Ind AS 108 does not make any distinction between continuing and discontinued operations.
Accordingly, some, or all, of the operations included in an operating segment may be
presented as discontinued. When operations in a segment are being scaled down, that by
itself, will not impact whether it qualifies as an operating segment.
However, Ind AS 108 will not apply to a segment that consists entirely of discontinued
operations because of Ind AS 105 Non-current Assets Held for Sale and Discontinued
Operations, which states as follows. Ind AS 105 specifies the disclosures required in respect
of non-current assets (or disposal groups) classified as held for sale or discontinued
operations.
Case 1: Company has functional currency INR, but CODM is foreigner and segment
information is reported to him in USD. In case the CODM decides it is more useful for users
to disclose segment information in the financial statements in INR.
In such case explanatory note must be given
Case 2: Company provides cash incentives to customers exceeding the revenue. In P/L these
are included as negative revenue in accordance with IND AS 115. However, in segment
disclosures to CODM, these cash incentives are presented as an expense.
In such a case, segment information to be presented in the same manner as used by CODM.
Additionally it will result in reconciling items between the P/L and the segment disclosures.
Case 4: A Parent and its subsidiary' have the same business. Do the operating segments
reported by the subsidiary need to be the same as those of parent company?
NO, as CODM for both can be different and thus segmentation will be decided by respective
CODM. For CFS purposes, segments should be determined as per CODM of parent co views.
Ind AS 108 requires an entity to provide breakup of revenue and non-current assets on the
basis of geographical areas, divided into country of domicile and foreign countries.
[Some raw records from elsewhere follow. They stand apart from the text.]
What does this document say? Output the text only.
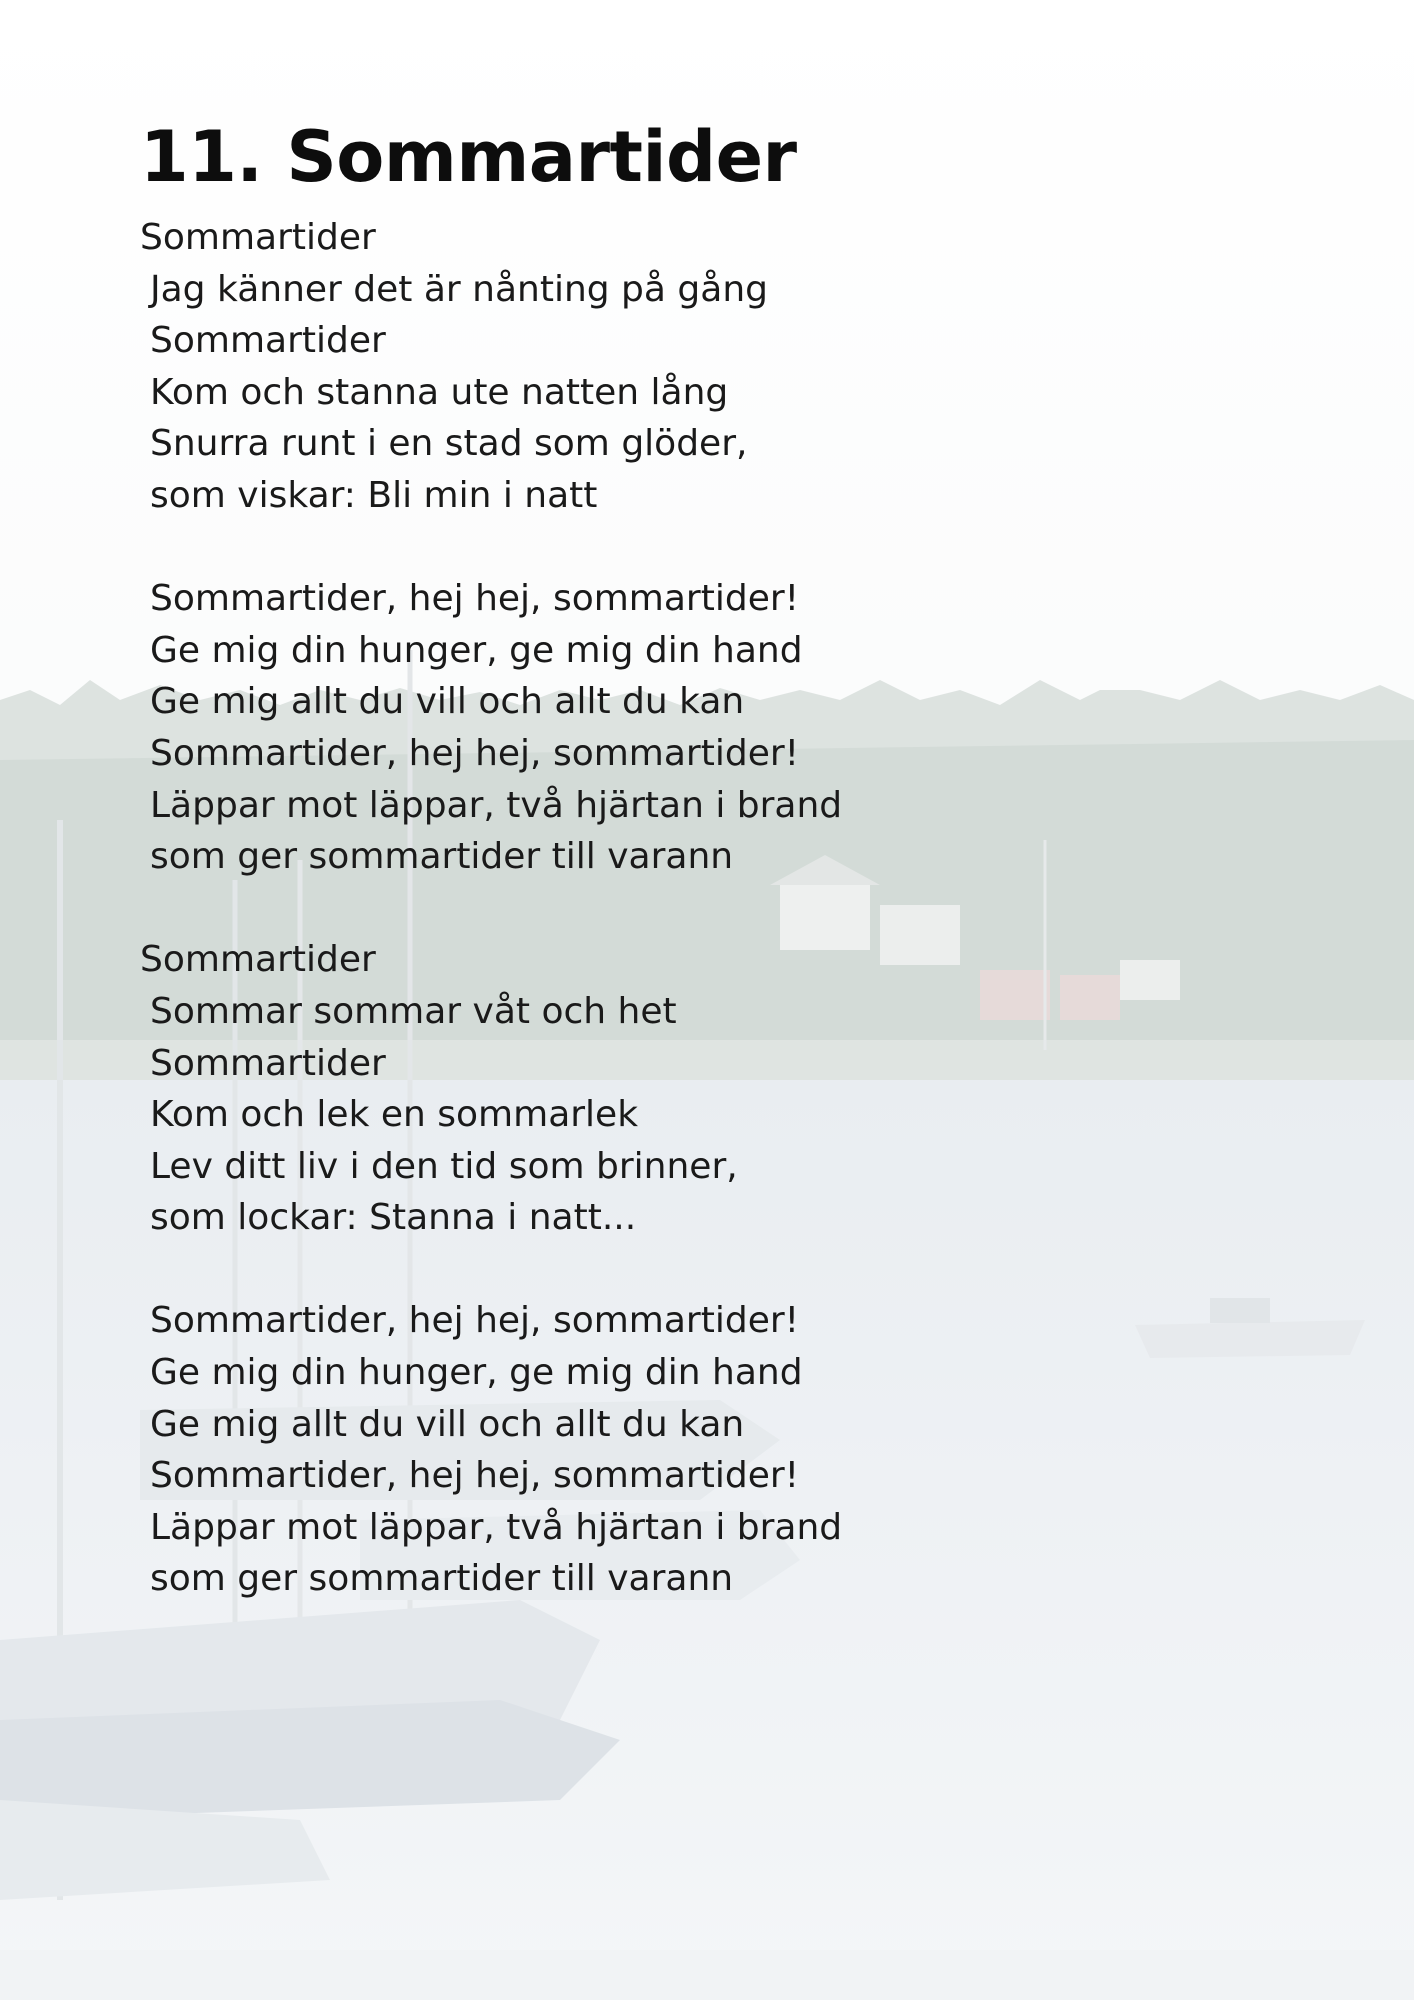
11. Sommartider
Sommartider
Jag känner det är nånting på gång
Sommartider
Kom och stanna ute natten lång
Snurra runt i en stad som glöder,
som viskar: Bli min i natt
Sommartider, hej hej, sommartider!
Ge mig din hunger, ge mig din hand
Ge mig allt du vill och allt du kan
Sommartider, hej hej, sommartider!
Läppar mot läppar, två hjärtan i brand
som ger sommartider till varann
Sommartider
Sommar sommar våt och het
Sommartider
Kom och lek en sommarlek
Lev ditt liv i den tid som brinner,
som lockar: Stanna i natt...
Sommartider, hej hej, sommartider!
Ge mig din hunger, ge mig din hand
Ge mig allt du vill och allt du kan
Sommartider, hej hej, sommartider!
Läppar mot läppar, två hjärtan i brand
som ger sommartider till varann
Generally, country of domicile is a country or registration of an entity where it has its legal
address or registered office, or which is considered in law as the centre of its corporate
affairs.
Entity wide disclosures are based on financial information used to produce financial
statements. Judgement is required to disclose revenue by county. Even if an entity
determines that it has only one single reportable operating segment, the entity wide
disclosures are required.
Revenues from a single external customer amount to 10% or more of the entity's total
revenues, the total revenues from each such customer and the identity of segments
reporting such revenues must be disclosed. However, names of such customers are not
required to be disclosed. A group of entities under common control are considered as a
single customer.
Ind AS 108 requires the use of APM's for segment disclosures, if that is how, the chief
operating decision maker evaluates the segment for internal purposes. The use of APMs in
segment disclosures, seems to be on the rise globally.